BEETHOVEN String Quartets Nos 7 & 8 (Quatuor Ébène)

Record and Artist Details

Composer or Director: Ludwig van Beethoven

Genre:

Chamber

Label: Erato

Media Format: CD or Download

Media Runtime: 78

Mastering:

DDD

Catalogue Number: 9029539602

9029539602. BEETHOVEN String Quartets Nos 7 & 8 (Quatuor Ébène)

Tracks:

Composition Artist Credit
String Quartet No. 7, 'Rasumovsky' Ludwig van Beethoven, Composer
Ébène Quartet
Ludwig van Beethoven, Composer
String Quartet No. 8, 'Rasumovsky' Ludwig van Beethoven, Composer
Ébène Quartet
Ludwig van Beethoven, Composer
A well-spaced recording from the chamber music hall of the Vienna Konzerthaus places the Ébène players in the traditional layout, with an abundance of telling dialogue between the channels, violins answered by lower voices. They launch the first Razumovsky in high spirits, as if setting out on a summer hike, and the steady pulse of the Scherzo breathes a rustic air, driven by a symphonic momentum much more extrovert in character than the Belcea’s quizzical phrasing and sotto voce contrasts (Zig-Zag, 8/13). Only with its final bars is the ground prepared for the broad pathos of the Adagio mesto.
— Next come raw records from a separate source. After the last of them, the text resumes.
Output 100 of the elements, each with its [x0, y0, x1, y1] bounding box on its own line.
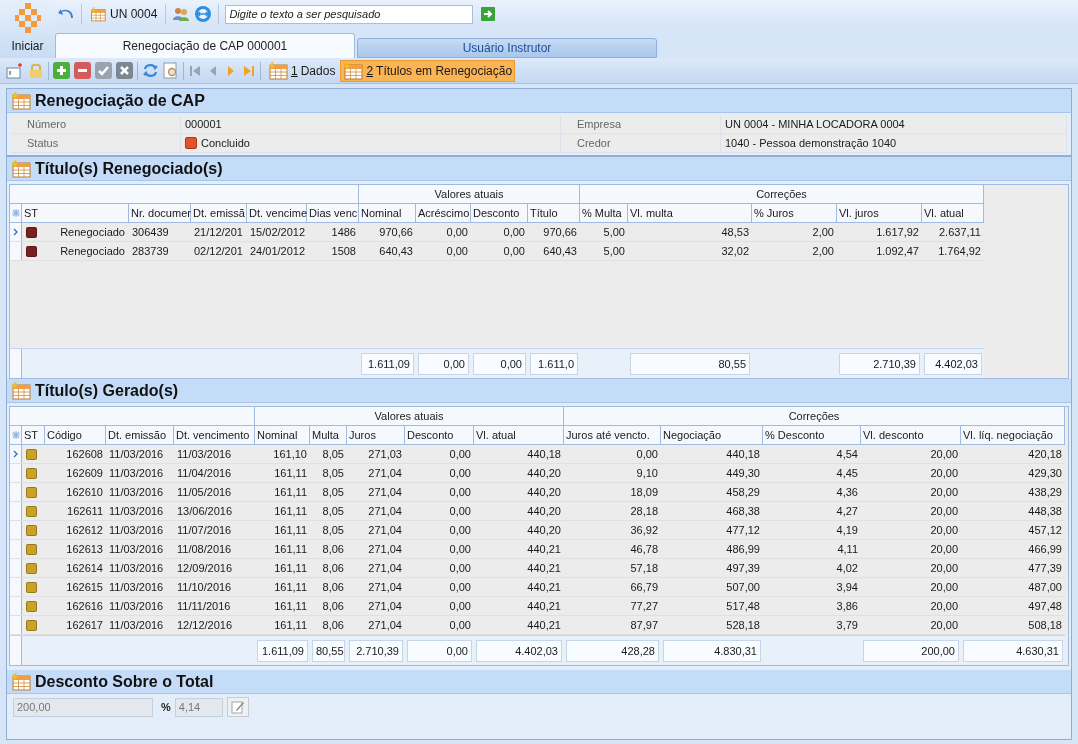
- table-cell-text: 440,20: [526, 523, 562, 538]
- total-field: 4.830,31: [663, 639, 761, 662]
- column-header[interactable]: Nominal: [359, 204, 416, 222]
- table-cell-text: 440,20: [526, 466, 562, 481]
- table-cell-text: 162609: [65, 466, 104, 481]
- table-cell-text: 87,97: [629, 618, 659, 633]
- column-header[interactable]: Nominal: [255, 426, 310, 444]
- column-header[interactable]: Dt. vencimento: [174, 426, 255, 444]
- table-cell-text: 1.764,92: [937, 244, 982, 259]
- tab[interactable]: Usuário Instrutor: [357, 38, 657, 58]
- column-header[interactable]: Acréscimo: [416, 204, 471, 222]
- table-cell-text: 20,00: [929, 561, 959, 576]
- table-cell-text: 271,04: [367, 542, 403, 557]
- table-cell-text: 528,18: [725, 618, 761, 633]
- table-cell-text: 3,94: [835, 580, 859, 595]
- column-header[interactable]: Vl. multa: [628, 204, 752, 222]
- column-header[interactable]: Dt. emissão: [106, 426, 174, 444]
- remove-icon[interactable]: [74, 62, 91, 79]
- first-icon[interactable]: [188, 63, 202, 78]
- table-cell-text: 477,39: [1027, 561, 1063, 576]
- column-header[interactable]: % Juros: [752, 204, 837, 222]
- table-cell-text: 161,11: [273, 504, 308, 519]
- table-icon: [11, 672, 31, 691]
- column-header[interactable]: Vl. líq. negociação: [961, 426, 1065, 444]
- table-cell-text: 440,21: [526, 599, 562, 614]
- table-cell-text: 32,02: [720, 244, 750, 259]
- column-header[interactable]: ST: [22, 204, 129, 222]
- table-cell-text: 11/11/2016: [176, 599, 232, 614]
- table-cell-text: 4,11: [836, 542, 859, 557]
- column-header[interactable]: Vl. atual: [922, 204, 984, 222]
- table-cell-text: 20,00: [929, 523, 959, 538]
- table-cell-text: 36,92: [629, 523, 659, 538]
- table-cell-text: 11/03/2016: [108, 561, 165, 576]
- view-button[interactable]: 2 Títulos em Renegociação: [340, 59, 516, 82]
- view-button[interactable]: 1 Dados: [265, 59, 339, 82]
- column-header[interactable]: Vl. desconto: [861, 426, 961, 444]
- users-icon[interactable]: [172, 6, 191, 22]
- lock-icon[interactable]: [28, 62, 44, 79]
- total-field: 200,00: [863, 639, 959, 662]
- new-record-icon[interactable]: [6, 62, 24, 79]
- column-header[interactable]: Título: [528, 204, 580, 222]
- go-arrow-icon[interactable]: [481, 7, 496, 21]
- column-header[interactable]: Dt. emissã: [191, 204, 247, 222]
- unit-button[interactable]: UN 0004: [88, 5, 160, 23]
- table-cell-text: 0,00: [502, 244, 526, 259]
- column-header[interactable]: Multa: [310, 426, 347, 444]
- table-cell-text: 20,00: [929, 618, 959, 633]
- field-value: 1040 - Pessoa demonstração 1040: [725, 135, 897, 151]
- table-cell-text: 970,66: [542, 225, 578, 240]
- cancel-icon[interactable]: [116, 62, 133, 79]
- table-cell-text: 162611: [66, 504, 104, 519]
- start-label: Iniciar: [11, 38, 44, 55]
- table-cell-text: 440,18: [526, 447, 562, 462]
- column-header[interactable]: ST: [22, 426, 45, 444]
- table-cell-text: 271,04: [367, 599, 403, 614]
- table-icon: [268, 61, 288, 80]
- edit-button[interactable]: [226, 697, 249, 717]
- table-cell-text: 02/12/201: [193, 244, 244, 259]
- confirm-icon[interactable]: [95, 62, 112, 79]
- table-cell-text: 15/02/2012: [249, 225, 307, 240]
- search-field[interactable]: Digite o texto a ser pesquisado: [225, 4, 474, 24]
- column-header[interactable]: Desconto: [471, 204, 528, 222]
- refresh-icon[interactable]: [142, 62, 159, 79]
- table-cell-text: 161,10: [272, 447, 308, 462]
- column-header[interactable]: Dias venc: [307, 204, 359, 222]
- table-cell-text: 0,00: [448, 580, 472, 595]
- total-field: 2.710,39: [839, 352, 920, 375]
- column-header[interactable]: Código: [45, 426, 106, 444]
- column-header[interactable]: % Multa: [580, 204, 628, 222]
- column-header[interactable]: Nr. documer: [129, 204, 191, 222]
- field-value: 000001: [185, 116, 222, 132]
- column-header[interactable]: Vl. juros: [837, 204, 922, 222]
- column-header[interactable]: Dt. vencime: [247, 204, 307, 222]
- tab[interactable]: Renegociação de CAP 000001: [55, 33, 355, 58]
- total-field: 80,55: [312, 639, 345, 662]
- preview-icon[interactable]: [163, 62, 179, 79]
- table-cell-text: 28,18: [629, 504, 659, 519]
- last-icon[interactable]: [242, 63, 256, 78]
- column-header[interactable]: % Desconto: [763, 426, 861, 444]
- add-icon[interactable]: [53, 62, 70, 79]
- table-cell-text: 457,12: [1027, 523, 1063, 538]
- table-cell-text: 440,21: [526, 580, 562, 595]
- remote-icon[interactable]: [194, 5, 213, 23]
- column-header[interactable]: Juros até vencto.: [564, 426, 661, 444]
- table-cell-text: 11/03/2016: [108, 466, 165, 481]
- column-header[interactable]: Vl. atual: [474, 426, 564, 444]
- table-cell-text: 0,00: [448, 523, 472, 538]
- table-cell-text: 12/09/2016: [176, 561, 234, 576]
- column-header[interactable]: Negociação: [661, 426, 763, 444]
- column-header[interactable]: Juros: [347, 426, 405, 444]
- table-cell-text: 11/10/2016: [176, 580, 233, 595]
- table-cell-text: 4,02: [835, 561, 859, 576]
- table-cell-text: 3,86: [835, 599, 859, 614]
- table-cell-text: 162615: [65, 580, 104, 595]
- field-label: Número: [11, 115, 181, 134]
- start-button[interactable]: Iniciar: [0, 0, 55, 58]
- table-cell-text: 46,78: [629, 542, 659, 557]
- column-header[interactable]: Desconto: [405, 426, 474, 444]
- total-field: 0,00: [407, 639, 472, 662]
- table-cell-text: 11/03/2016: [108, 542, 165, 557]
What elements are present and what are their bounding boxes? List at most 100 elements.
This acute sense of emotional timing distinguishes the Ébènes from many of their contemporary rivals. They present Beethoven unburdened by the weight of history or hindsight, leaving the quartets to unfold at the pace of their own narratives. They may not approach the tragic rapture of the Végh Quartet (Naïve) in that Adagio mesto, or the overwhelming catharsis of the Busch (EMI/Warner) in the finale, but the lived intensity of Op 59 No 2’s opening gambit resists superfluous historical comparison. The point is pressed home in the following Allegro and then reprised as a bolt from the blue that kicks down the door of the development section.

In each succeeding movement the Ébènes take a little more time than the recent Cuarteto Casals (Harmonia Mundi, 5/19), and they use it to their advantage. The opening note of the Adagio – really molto here – is held just long enough to cut us adrift from tonal certainties, and orchestral parallels spring to mind once more in the forlorn tread of the dotted second theme (1'22"), which reverses the direction of the ‘The rese’ idea in the Fourth Symphony – Op 60, you won’t need reminding. While the rest of the Ébène cycle will be recorded elsewhere, it seems right to begin in Vienna, and Raphaël Merlin’s cello plants the sound of the Scherzo in a Biedermeier world not entirely divested of charm by its unsettling syncopation. There is a sense of tradition revived and renewed about these readings that should appeal to all but the most iconoclastic listener.